Haaz Sleiman Biography


Home > Actors > S > Sleiman, Haaz > Biography


Birth Name: Haaz Sleiman
Birth Place: Lebanon


Born in Lebanon, Sleiman's path to the United States was remarkably similar to that of his character Tarek in "The Visitor." He also moved from the Middle East to Michigan and later to New York to pursue musical aspirations, though Sleiman's true talent was singing. He eventually found work as an actor, and earned his earliest exposure as a soldier in the off-Broadway play "The Joys of Lipstick" (2003), about an Iranian family who attempts to retain their cultural heritage in the United States. A year later, Sleiman made his feature debut in the gay-themed comedy "The Ski Trip" (2004) as a muscle-bound hustler who becomes part of a hectic weekend getaway.

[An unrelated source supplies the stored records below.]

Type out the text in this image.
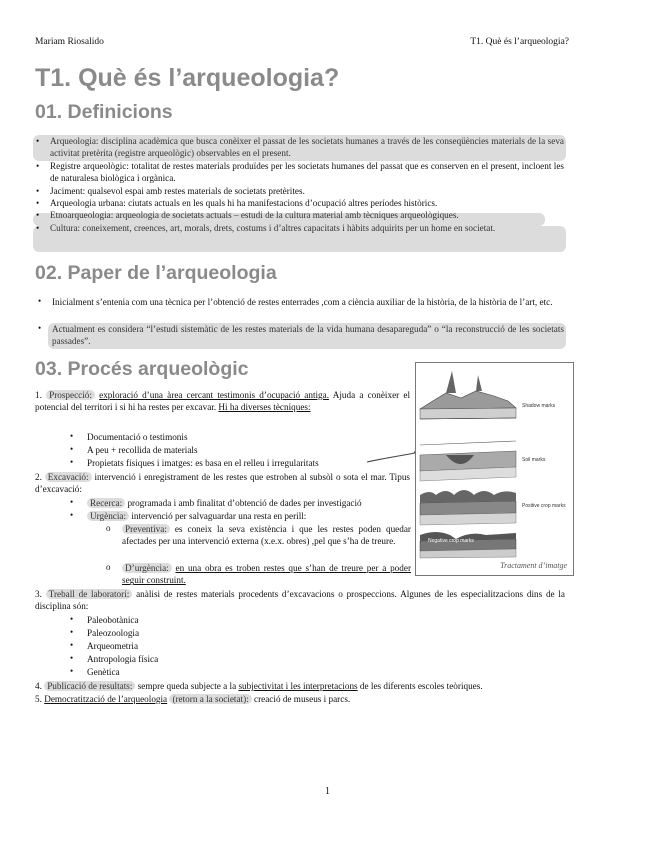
Mariam Riosalido	T1. Què és l’arqueologia?
T1. Què és l’arqueologia?
01. Definicions
• Arqueologia: disciplina acadèmica que busca conèixer el passat de les societats humanes a través de les conseqüències materials de la seva activitat pretèrita (registre arqueològic) observables en el present.
• Registre arqueològic: totalitat de restes materials produïdes per les societats humanes del passat que es conserven en el present, incloent les de naturalesa biològica i orgànica.
• Jaciment: qualsevol espai amb restes materials de societats pretèrites.
• Arqueologia urbana: ciutats actuals en les quals hi ha manifestacions d’ocupació altres períodes històrics.
• Etnoarqueologia: arqueologia de societats actuals – estudi de la cultura material amb tècniques arqueològiques.
• Cultura: coneixement, creences, art, morals, drets, costums i d’altres capacitats i hàbits adquirits per un home en societat.
02. Paper de l’arqueologia
• Inicialment s’entenia com una tècnica per l’obtenció de restes enterrades ,com a ciència auxiliar de la història, de la història de l’art, etc.
• Actualment es considera “l’estudi sistemàtic de les restes materials de la vida humana desapareguda” o “la reconstrucció de les societats passades”.
03. Procés arqueològic
1. Prospecció: exploració d’una àrea cercant testimonis d’ocupació antiga. Ajuda a conèixer el potencial del territori i si hi ha restes per excavar. Hi ha diverses tècniques:
• Documentació o testimonis
• A peu + recollida de materials
• Propietats físiques i imatges: es basa en el relleu i irregularitats
2. Excavació: intervenció i enregistrament de les restes que estroben al subsòl o sota el mar. Tipus d’excavació:
•	Recerca: programada i amb finalitat d’obtenció de dades per investigació
•	Urgència: intervenció per salvaguardar una resta en perill:
o	Preventiva: es coneix la seva existència i que les restes poden quedar afectades per una intervenció externa (x.e.x. obres) ,pel que s’ha de treure.
o	D’urgència: en una obra es troben restes que s’han de treure per a poder seguir construint.
Shadow marks
Soil marks
Positive crop marks
Negative crop marks
Tractament d’imatge
3. Treball de laboratori: anàlisi de restes materials procedents d’excavacions o prospeccions. Algunes de les especialitzacions dins de la disciplina són:
• Paleobotànica
• Paleozoologia
• Arqueometria
• Antropologia física
• Genètica
4. Publicació de resultats: sempre queda subjecte a la subjectivitat i les interpretacions de les diferents escoles teòriques.
5. Democratització de l’arqueologia (retorn a la societat): creació de museus i parcs.
1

The year 2006 proved to be a watershed one for Sleiman, with appearances in popular series like "ER" (NBC, 1994-2009) and a recurring role as an Arab billionaire under investigation on the short-lived CBS drama "Company Town" (2006). Sleiman also appeared briefly as a militant leader in the broad theatrical comedy "American Dreamz" (2006). His good fortune continued in 2007 with voice-over work in the award-winning Ubisoft game, "Assassin's Creed;" repeat guest shots on "24" (Fox, 2001- ) and supporting turns on "Veronica Mars" (UPN/The CW, 2004-2007) and "NCIS" (CBS, 2003- ). Moviegoers also saw him in several indie features, including "AmericanEast" (2007), which cast him as an angry customer at a restaurant owned by Middle Easterner Sayed Badreya and his Jewish partner Tony Shalhoub, as well as in "Futbaall: The Price of Dreams" (2007) as a hit man. But it was his performance in Tom McCarthy's "The Visitor" that truly catapulted Sleiman into the public eye.

To prepare to play Tarek, he learned to play the djembe by rehearsing for three hours a day, and joined McCarthy and Jenkins on a visit to a real detainee center, which served as the model for the one seen in the film. Sleiman also drew particular inspiration from the African musician and folk hero Fela Kuti in the scene where Tarek is seen rehearsing while clad only in a pair of briefs. But it was his heartfelt performance as an innocent caught up in the legal nightmare of immigration and deportation that earned the deepest praise from critics and audiences alike, as well as a 2009 Independent Spirit Award nomination as Best Supporting Actor.